Der Schritt erfolge im gegenseitigen Einvernehmen mit Herausgeber Oscar Bronner und Vorstand Alexander Mitteräcker, wie am Donnerstag mitgeteilt wurde.
„Unterschiedliche Sichtweisen“
Herausgeber Bronner bedankte sich bei Kotynek „für seine erfolgreiche Arbeit, die die Qualität unseres Journalismus und unsere investigative Kraft massiv gestärkt hat“. Er habe die Tageszeitung in seinem Sinne, „unabhängig, liberal und kritisch“, geführt.

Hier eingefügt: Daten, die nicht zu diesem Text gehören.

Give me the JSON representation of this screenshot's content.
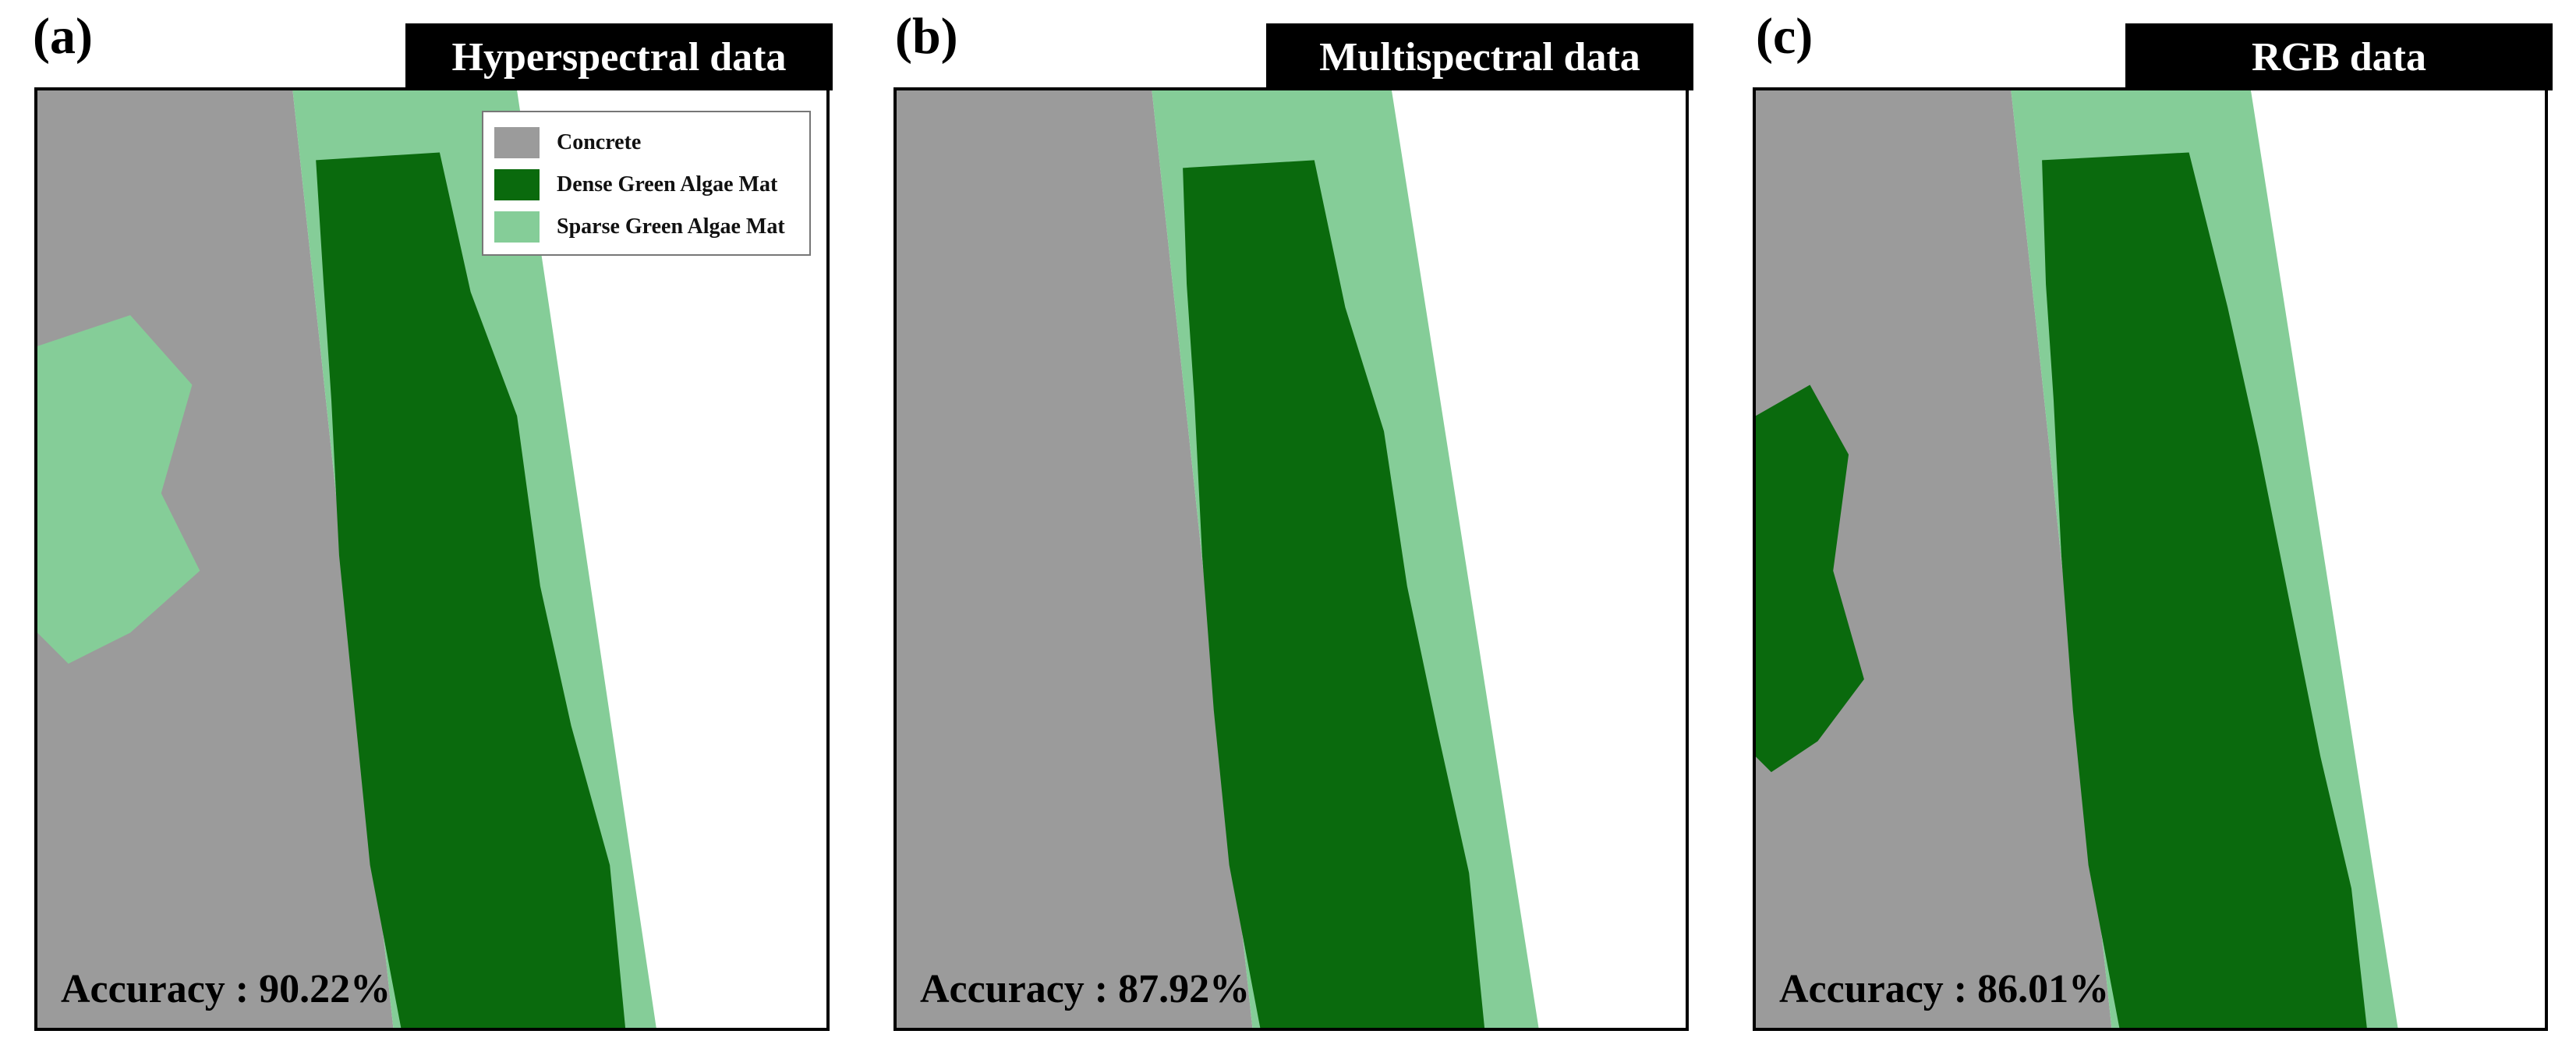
{
  "colors": {
    "concrete": "#9b9b9b",
    "dense": "#0a6a0d",
    "sparse": "#85cd98",
    "background": "#ffffff"
  },
  "legend": {
    "items": [
      {
        "label": "Concrete",
        "color": "#9b9b9b"
      },
      {
        "label": "Dense Green Algae Mat",
        "color": "#0a6a0d"
      },
      {
        "label": "Sparse Green Algae Mat",
        "color": "#85cd98"
      }
    ]
  },
  "panels": [
    {
      "letter": "(a)",
      "title": "Hyperspectral data",
      "accuracy": "Accuracy : 90.22%"
    },
    {
      "letter": "(b)",
      "title": "Multispectral data",
      "accuracy": "Accuracy : 87.92%"
    },
    {
      "letter": "(c)",
      "title": "RGB data",
      "accuracy": "Accuracy : 86.01%"
    }
  ]
}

Man habe gemeinsam Meilensteine erreicht, darunter den Vollzug der Integration von Print und Online, in letzter Zeit aber unterschiedliche Sichtweisen, „hinsichtlich unserer Möglichkeiten am Markt und wie wir diesen begegnen sollten“, gehabt, weshalb man im „bestem Einvernehmen“ auseinander gehe.
Kotynek war fünf Jahre bei der „Süddeutschen Zeitung“ tätig, ab 2012 für die „Zeit“. Mit November 2017 wurde er Chefredakteur des „Standard“. Er folgte damit Alexandra Föderl-Schmid nach.